Pakistan Prime Minister Imran Khan on Friday said he had received a message from his Indian counterpart Narendra Modi on the eve of Pakistan National Day.

Khan quoted Modi as saying: “I extend my greetings & best wishes to the people of Pakistan on the National Day of Pakistan. It is time that ppl [sic] of Sub-continent work together for a democratic, peaceful, progressive & prosperous region, in an atmosphere free of terror and violence.”

Earlier in the day, India had boycotted a reception at the Pakistan High Commission in New Delhi to mark Pakistan Day, opposing the invitations extended to several Kashmiri separatist leaders. Pakistan Day is celebrated to commemorate the Lahore Resolution on March 23 in 1940. It also marks the adoption of Pakistan’s first constitution in 1956 on the same date.

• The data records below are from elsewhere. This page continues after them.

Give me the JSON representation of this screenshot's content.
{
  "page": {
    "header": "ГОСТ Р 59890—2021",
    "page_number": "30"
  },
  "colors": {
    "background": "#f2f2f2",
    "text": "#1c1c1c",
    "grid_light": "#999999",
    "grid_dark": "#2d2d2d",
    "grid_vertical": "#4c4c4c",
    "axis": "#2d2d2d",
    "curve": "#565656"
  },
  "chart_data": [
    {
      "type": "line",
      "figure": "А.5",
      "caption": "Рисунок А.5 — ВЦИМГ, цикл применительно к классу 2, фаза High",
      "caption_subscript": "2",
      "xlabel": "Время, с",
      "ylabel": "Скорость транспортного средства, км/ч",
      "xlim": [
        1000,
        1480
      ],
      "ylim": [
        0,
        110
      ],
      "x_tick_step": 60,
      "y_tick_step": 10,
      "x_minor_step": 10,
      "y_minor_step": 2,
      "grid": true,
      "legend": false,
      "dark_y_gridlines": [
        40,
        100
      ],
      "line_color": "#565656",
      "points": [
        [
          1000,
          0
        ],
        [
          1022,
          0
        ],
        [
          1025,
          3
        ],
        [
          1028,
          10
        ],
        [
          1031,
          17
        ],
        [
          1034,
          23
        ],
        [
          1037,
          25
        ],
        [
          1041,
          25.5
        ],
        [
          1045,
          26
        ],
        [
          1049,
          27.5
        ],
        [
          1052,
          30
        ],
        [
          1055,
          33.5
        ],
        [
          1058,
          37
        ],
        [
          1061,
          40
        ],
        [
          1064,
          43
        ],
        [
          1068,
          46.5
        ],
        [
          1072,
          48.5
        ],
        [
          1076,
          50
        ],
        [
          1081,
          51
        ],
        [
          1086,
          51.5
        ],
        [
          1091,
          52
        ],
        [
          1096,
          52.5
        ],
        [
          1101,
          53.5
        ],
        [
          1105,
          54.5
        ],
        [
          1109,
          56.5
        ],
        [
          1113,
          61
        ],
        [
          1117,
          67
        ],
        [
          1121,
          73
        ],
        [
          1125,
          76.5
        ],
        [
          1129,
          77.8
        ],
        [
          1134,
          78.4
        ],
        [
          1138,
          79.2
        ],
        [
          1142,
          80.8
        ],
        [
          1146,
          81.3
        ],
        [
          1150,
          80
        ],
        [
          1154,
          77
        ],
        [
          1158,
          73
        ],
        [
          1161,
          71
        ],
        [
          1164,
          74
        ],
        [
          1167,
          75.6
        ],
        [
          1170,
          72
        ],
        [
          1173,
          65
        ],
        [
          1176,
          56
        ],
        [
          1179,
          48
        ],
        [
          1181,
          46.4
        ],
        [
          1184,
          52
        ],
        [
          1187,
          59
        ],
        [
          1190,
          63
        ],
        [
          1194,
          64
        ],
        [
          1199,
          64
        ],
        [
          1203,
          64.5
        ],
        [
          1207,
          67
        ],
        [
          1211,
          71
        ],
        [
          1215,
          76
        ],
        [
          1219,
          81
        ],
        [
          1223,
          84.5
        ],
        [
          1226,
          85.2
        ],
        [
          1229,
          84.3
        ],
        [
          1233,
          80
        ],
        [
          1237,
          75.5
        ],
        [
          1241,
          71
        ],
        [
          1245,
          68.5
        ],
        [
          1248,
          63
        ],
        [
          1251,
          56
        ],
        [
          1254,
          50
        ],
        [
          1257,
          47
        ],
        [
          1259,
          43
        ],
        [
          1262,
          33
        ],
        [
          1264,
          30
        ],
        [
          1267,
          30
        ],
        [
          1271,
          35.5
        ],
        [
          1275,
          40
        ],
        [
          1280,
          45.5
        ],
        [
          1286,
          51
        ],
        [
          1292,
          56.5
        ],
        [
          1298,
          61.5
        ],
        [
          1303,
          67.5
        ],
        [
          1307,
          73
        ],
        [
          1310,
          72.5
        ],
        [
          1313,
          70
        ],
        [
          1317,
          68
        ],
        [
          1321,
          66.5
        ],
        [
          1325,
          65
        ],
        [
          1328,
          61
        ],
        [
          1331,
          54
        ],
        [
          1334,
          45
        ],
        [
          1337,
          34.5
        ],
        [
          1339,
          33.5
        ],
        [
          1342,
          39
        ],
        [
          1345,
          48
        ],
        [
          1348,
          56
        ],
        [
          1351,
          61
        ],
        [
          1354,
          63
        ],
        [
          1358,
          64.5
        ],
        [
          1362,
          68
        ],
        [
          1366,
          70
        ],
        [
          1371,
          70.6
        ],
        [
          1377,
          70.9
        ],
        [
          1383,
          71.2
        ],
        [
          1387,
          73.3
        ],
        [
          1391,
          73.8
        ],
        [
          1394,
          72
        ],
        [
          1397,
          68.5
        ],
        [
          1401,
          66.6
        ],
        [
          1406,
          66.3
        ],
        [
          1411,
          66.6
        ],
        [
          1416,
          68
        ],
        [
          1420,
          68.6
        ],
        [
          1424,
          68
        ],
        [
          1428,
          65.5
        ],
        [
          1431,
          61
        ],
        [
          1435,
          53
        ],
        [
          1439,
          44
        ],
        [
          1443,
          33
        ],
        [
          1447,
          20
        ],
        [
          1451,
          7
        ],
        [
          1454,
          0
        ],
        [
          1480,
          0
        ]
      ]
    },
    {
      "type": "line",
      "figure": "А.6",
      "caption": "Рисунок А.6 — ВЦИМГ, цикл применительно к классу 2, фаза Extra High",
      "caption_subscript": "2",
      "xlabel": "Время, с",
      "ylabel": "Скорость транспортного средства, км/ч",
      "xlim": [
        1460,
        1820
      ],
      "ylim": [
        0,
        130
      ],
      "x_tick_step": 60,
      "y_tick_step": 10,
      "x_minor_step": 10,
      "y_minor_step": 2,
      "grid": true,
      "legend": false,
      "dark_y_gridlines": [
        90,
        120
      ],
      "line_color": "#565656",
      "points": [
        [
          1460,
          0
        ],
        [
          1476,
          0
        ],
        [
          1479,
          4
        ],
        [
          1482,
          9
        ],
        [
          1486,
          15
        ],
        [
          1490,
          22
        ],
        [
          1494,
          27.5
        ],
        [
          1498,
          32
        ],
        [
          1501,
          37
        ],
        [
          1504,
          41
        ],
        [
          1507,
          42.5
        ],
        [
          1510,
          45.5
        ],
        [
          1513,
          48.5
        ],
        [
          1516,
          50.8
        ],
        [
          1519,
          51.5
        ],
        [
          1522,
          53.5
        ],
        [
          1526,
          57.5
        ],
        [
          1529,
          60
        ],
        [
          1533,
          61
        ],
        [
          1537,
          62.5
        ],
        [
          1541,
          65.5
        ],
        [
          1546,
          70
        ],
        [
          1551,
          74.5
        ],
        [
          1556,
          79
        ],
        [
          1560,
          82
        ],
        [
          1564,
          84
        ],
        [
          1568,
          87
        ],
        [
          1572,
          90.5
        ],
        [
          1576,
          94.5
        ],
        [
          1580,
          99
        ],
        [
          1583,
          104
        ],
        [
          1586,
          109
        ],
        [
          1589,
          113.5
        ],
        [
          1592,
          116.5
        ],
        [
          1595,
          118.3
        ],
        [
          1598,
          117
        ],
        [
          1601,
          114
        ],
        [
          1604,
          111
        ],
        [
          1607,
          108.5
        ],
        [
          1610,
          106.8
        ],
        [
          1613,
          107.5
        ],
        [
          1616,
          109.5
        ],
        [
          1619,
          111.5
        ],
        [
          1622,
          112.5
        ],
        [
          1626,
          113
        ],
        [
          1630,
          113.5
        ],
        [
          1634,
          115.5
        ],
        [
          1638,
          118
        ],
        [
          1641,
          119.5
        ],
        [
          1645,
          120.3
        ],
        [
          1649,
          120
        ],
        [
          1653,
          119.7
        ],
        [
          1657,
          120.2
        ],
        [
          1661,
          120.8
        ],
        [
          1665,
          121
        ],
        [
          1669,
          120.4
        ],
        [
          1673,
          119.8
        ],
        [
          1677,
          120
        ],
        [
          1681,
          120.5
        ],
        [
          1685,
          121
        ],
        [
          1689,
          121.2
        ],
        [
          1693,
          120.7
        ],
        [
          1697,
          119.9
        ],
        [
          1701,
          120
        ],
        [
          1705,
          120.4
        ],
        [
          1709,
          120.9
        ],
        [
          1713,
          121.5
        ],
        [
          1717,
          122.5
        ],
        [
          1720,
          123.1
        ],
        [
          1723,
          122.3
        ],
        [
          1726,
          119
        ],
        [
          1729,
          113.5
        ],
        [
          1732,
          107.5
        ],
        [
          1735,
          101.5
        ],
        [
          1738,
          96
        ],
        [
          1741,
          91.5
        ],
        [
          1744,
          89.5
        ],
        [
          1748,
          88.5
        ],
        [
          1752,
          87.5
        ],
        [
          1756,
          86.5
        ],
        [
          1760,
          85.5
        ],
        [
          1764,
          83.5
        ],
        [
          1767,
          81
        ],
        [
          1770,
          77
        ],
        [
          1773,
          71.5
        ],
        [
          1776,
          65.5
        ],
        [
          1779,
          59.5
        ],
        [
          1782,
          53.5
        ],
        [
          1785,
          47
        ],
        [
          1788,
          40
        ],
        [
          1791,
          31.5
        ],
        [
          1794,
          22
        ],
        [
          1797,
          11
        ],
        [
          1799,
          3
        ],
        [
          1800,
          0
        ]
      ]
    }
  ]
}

Speaking to reporters earlier on Friday, Ministry of External Affairs spokesperson Raveesh Kumar had said that while the Pakistan High Commission’s event in Delhi will be boycotted, no Indian representative will attend similar events in Islamabad as well. “This decision was taken after the Pakistan High Commission decided to invite representatives of the Hurriyat Conference to the reception,” Kumar said.

Kumar said any attempt by the Pakistan High Commission or the Pakistani leadership to engage with the Hurriyat leaderships will not be taken lightly.

In 2018, the reception at the Pakistani embassy was attended by Union Minister of State for Agriculture and Farmers Welfare Gajendra Singh Shekhawat.

Pakistan High Commissioner to India Sohail Mahmood on Friday said diplomacy and dialogue are indispensable to resolving the long-standing disputes between New Delhi and Islamabad.

“Coercive measure have not worked in the past and they will not work in the future,” Mahmood said at the event at Pakistan High Commission, ANI reported. “A relationship based on sovereign equality, mutual respect and mutual interest is the best guarantee for a peaceful and prosperous future. We do hope the long winter in India-Pakistan relations would come to an early end.”